Reading Nathan Yau's recent post about the Rise of the Data Scientist inspired me to take a look Ben Fry's dissertation on Computational Information Design in which he describes the process for understanding data as follows:
- acquire – the matter of obtaining the data, whether from a file on a disk or from a source over a network.
- parse – providing some structure around what the data means, ordering it into categories.
- filter – removing all but the data of interest.
- mine – the application of methods from statistics or data mining, as a way to discern patterns or place the data in mathematical context.
- represent – determination of a simple representation, whether the data takes one of many shapes such as a bar graph, list, or tree.
- refine – improvements to the basic representation to make it clearer and more visually engaging.

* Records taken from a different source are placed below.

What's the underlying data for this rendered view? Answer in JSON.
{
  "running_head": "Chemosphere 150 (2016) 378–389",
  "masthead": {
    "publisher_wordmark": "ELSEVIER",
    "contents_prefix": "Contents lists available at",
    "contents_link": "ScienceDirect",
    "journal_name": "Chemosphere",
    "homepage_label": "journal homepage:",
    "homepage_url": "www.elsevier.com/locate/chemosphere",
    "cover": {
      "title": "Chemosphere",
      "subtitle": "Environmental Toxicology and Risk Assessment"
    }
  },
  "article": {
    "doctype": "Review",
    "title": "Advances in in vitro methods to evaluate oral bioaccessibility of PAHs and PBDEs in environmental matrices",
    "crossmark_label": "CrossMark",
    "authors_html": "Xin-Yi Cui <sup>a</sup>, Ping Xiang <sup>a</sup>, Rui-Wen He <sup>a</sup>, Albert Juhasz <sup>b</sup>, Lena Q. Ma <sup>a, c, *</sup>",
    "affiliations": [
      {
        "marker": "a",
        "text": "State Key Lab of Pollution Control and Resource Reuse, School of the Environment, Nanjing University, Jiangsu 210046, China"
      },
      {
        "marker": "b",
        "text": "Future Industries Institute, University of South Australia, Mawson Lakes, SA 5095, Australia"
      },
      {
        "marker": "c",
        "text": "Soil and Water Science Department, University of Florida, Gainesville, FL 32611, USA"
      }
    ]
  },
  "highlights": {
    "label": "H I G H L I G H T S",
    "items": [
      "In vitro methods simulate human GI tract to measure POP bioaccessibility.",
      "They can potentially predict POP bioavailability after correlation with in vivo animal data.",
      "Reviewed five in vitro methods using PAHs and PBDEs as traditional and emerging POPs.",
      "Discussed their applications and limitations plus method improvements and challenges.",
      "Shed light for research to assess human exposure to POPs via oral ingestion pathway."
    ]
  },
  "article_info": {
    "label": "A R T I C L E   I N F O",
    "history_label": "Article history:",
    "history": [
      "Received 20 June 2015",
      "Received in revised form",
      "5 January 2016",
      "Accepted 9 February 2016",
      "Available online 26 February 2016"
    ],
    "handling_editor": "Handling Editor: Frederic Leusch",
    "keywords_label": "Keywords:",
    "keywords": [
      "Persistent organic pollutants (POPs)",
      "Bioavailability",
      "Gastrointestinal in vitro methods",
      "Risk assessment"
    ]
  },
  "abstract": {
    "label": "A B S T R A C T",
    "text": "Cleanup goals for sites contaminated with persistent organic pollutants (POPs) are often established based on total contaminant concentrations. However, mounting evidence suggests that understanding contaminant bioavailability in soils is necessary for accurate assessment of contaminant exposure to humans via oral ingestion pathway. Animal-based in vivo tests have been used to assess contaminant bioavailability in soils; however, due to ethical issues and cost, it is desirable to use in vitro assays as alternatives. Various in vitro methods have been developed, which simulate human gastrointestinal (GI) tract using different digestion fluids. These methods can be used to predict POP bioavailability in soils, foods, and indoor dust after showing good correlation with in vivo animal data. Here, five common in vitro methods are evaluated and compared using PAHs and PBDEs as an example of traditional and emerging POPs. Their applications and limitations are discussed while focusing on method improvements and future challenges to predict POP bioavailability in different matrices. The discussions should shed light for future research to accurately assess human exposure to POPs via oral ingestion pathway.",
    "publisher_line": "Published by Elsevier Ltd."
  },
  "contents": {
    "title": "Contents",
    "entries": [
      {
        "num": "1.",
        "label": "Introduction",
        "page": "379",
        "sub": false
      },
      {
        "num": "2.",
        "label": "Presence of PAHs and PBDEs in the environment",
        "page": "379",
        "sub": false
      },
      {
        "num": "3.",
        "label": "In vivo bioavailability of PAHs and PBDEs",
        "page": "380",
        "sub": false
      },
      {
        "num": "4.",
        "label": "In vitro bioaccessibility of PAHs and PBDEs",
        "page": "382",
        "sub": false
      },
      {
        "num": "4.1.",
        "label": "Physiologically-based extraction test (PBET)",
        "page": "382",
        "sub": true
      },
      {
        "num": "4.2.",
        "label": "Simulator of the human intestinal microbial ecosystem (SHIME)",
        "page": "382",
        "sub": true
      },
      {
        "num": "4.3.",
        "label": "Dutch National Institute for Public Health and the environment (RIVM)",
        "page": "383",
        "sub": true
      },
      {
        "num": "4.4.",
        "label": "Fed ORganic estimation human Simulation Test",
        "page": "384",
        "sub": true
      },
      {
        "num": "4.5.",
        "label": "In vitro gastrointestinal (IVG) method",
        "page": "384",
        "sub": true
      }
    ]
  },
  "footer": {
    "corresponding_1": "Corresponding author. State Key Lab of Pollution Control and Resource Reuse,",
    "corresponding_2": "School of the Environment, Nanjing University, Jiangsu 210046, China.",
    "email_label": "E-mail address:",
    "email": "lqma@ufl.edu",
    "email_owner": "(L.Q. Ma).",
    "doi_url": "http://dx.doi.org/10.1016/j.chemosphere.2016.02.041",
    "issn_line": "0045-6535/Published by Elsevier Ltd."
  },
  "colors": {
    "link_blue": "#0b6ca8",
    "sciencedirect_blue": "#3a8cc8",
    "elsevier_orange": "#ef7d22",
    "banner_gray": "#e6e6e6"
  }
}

- interact – the addition of methods for manipulating the data or controlling what features are visible.
I took his process and created a diagram that maps my own skill set with the addition of Interaction Design (my current profession) which I believe covers the represent, refine, and interact steps.
While I don't disagree that these steps represent the process for understanding data for the individual creating the data visualization, they don't cover a step needed to create a design that is readily understood or that is persuasive to others.
User research and testing of the design is needed to verify that the representation is clear and appropriate. Although this could be considered part of the refine step, it may be needed at other points in the process (i.e. represent, or interact). For anyone who is interested in creating data visualizations for other people, it should be considered an important part of the design process.